When Isaac Newton first proposed his law of universal gravity, a real revolution was born. The same law that explained the falling of objects on Earth also explained the movements and attraction of bodies throughout the Universe. Objects fall to Earth due to gravity; the planets have a spheroid shape because of gravity; the moons orbit the planets, and the planets orbit the Sun because of gravity.
Newton's law of gravitation is simple but profound:massive objects attract each other based on their mass, distance, and gravitational constant. Multiplying the gravitational constant by any two masses, divided by the squared distance between them, was enough to universally express gravity.

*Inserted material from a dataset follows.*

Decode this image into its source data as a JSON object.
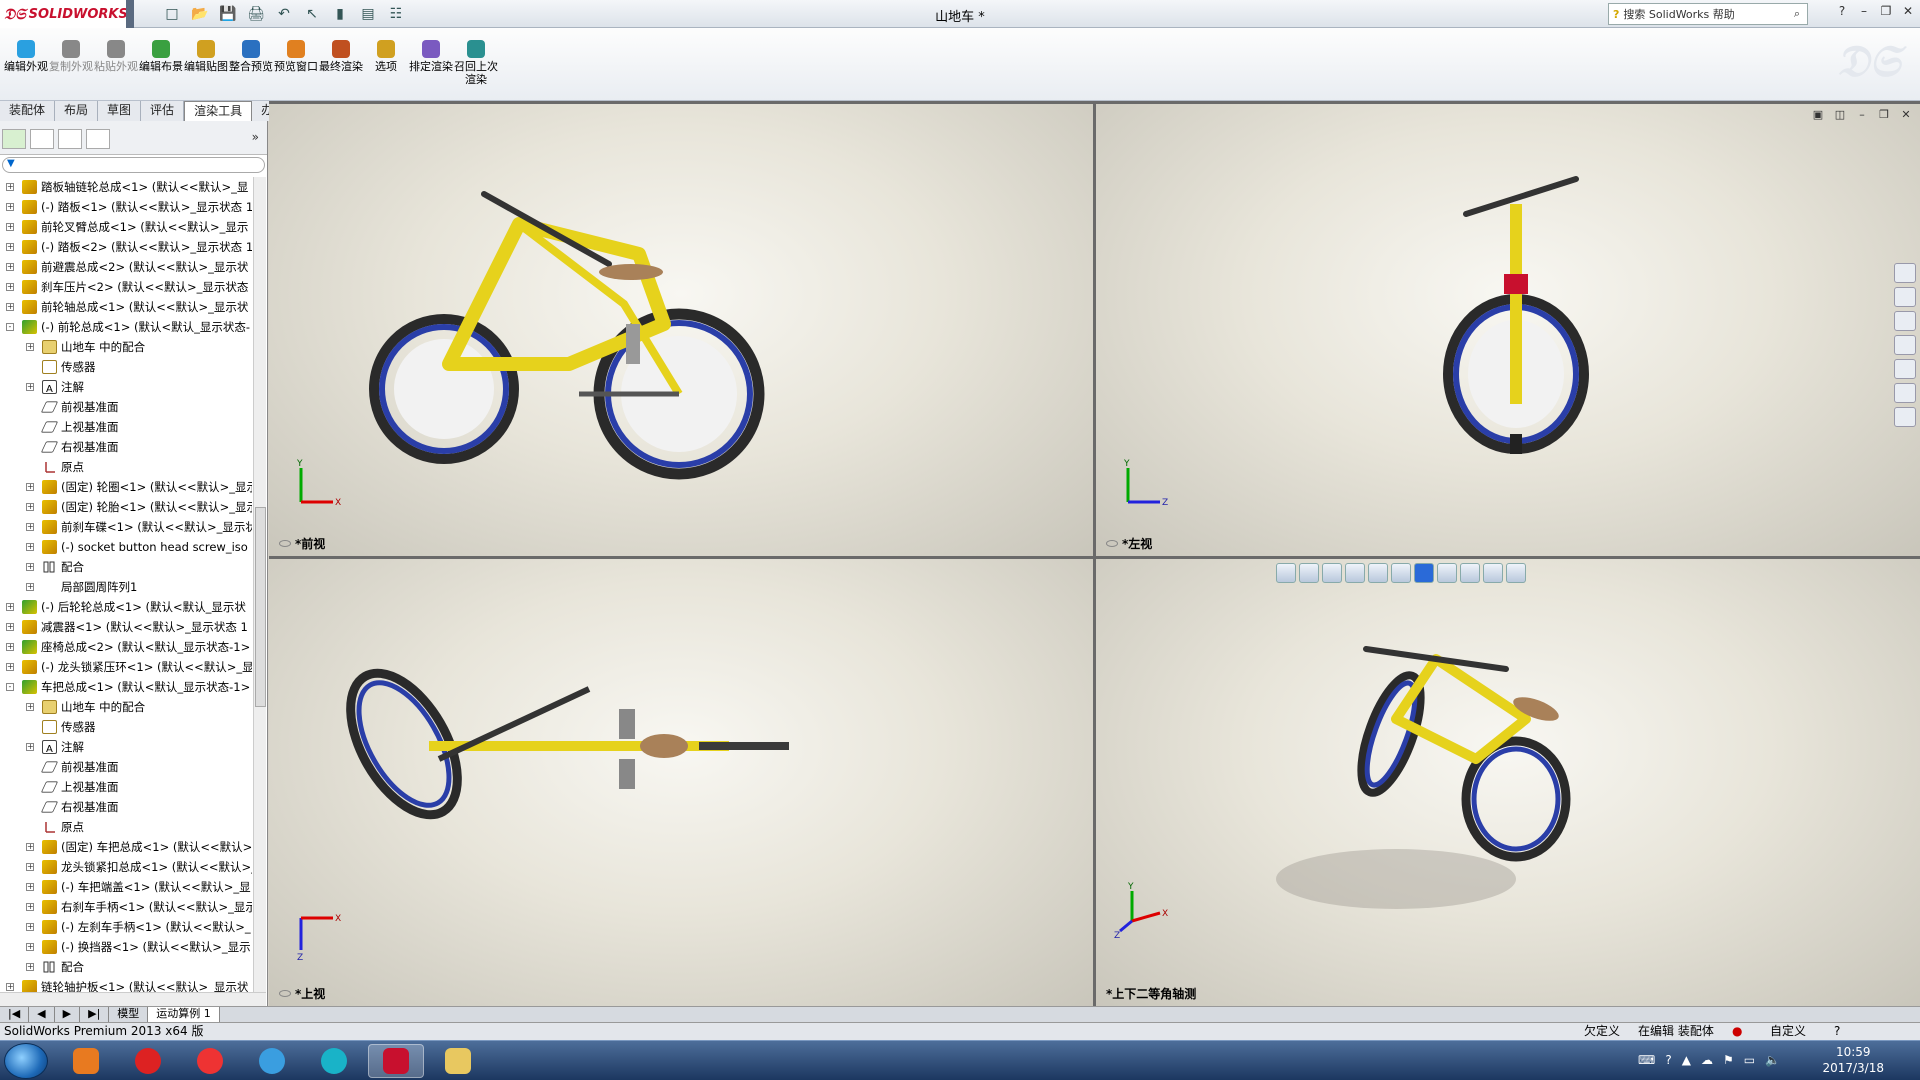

This law made it possible to explain all types of orbits:circles, ellipses, parabolas and hyperbolas. It allowed to explain the gravitational potential energy, and the transformation of this one into kinetic energy. It also explained escape velocity and how to escape Earth's gravity. For nearly 200 years, Newtonian gravity solved all problems involving gravity.
This is the essence of universal gravity:it acts instantaneously at any point in the Universe between all massive objects. However, with the improvement of observation instruments, many cosmological problems have begun to taint Newton's law. In particular the observation of the curvature of light around massive objects, which proved to be incompatible with a law that only takes mass into account to describe gravity.
In addition, many clues called into question another major postulate of Newtonian gravity:the rigidity of space-time. More precisely, for Newton, space and time are two different entities, separate, rigid and immutable. It was not until the work of Albert Einstein on general relativity, in 1915, to understand that to be correct and faithfully account for the observations made, a theory of gravity must be true for any observer, in any any repository.
Such an assertion therefore required postulates radically different from those of Newton. In general relativity, space and time no longer form a single entity, space-time, dynamic and relative, of which each observer has a vision as valid and correct as the others. This space-time is deformable under the effect of constraints applied to it. The source of these deformations is no longer mass, but energy, of which mass is only one form. And this deformation propagates at the speed of light in a vacuum, not instantaneously.
Related topic:Spacetime, Curved by Mass or by Energy?
Thus, any source of energy can distort the geometry of space-time and is at the origin of a gravitational field. This is therefore the case for particles of zero mass such as the photon which, even without mass, still has a non-zero energy (which is not calculated with the formula E=mc² since the photon is not at rest in no reference frame, but with the formula E=hv, where "h" is Planck's constant and "v" the photon frequency), and is therefore also the source of a gravitational field.
Einstein's equation clearly shows the relationship between spacetime geometry and energy-matter distribution. Matter and energy bend spacetime, and curved spacetime tells matter and energy how to move. So unlike Newtonian gravity where the planets orbit the Sun only because of the gravitational force of attraction, in general relativity the planets move in the curvature of space-time produced by the Sun.
These curved trajectories in spacetime are called geodesics. In other words, the generalization of a straight line in a curved space is a geodesic. The planets therefore follow the geodesics around the Sun. Similarly, photons always travel in a straight line; so when a source of energy or matter bends space-time on their trajectory, they are forced to follow the geodesics thus formed. This is how zero-mass particles are affected by gravity.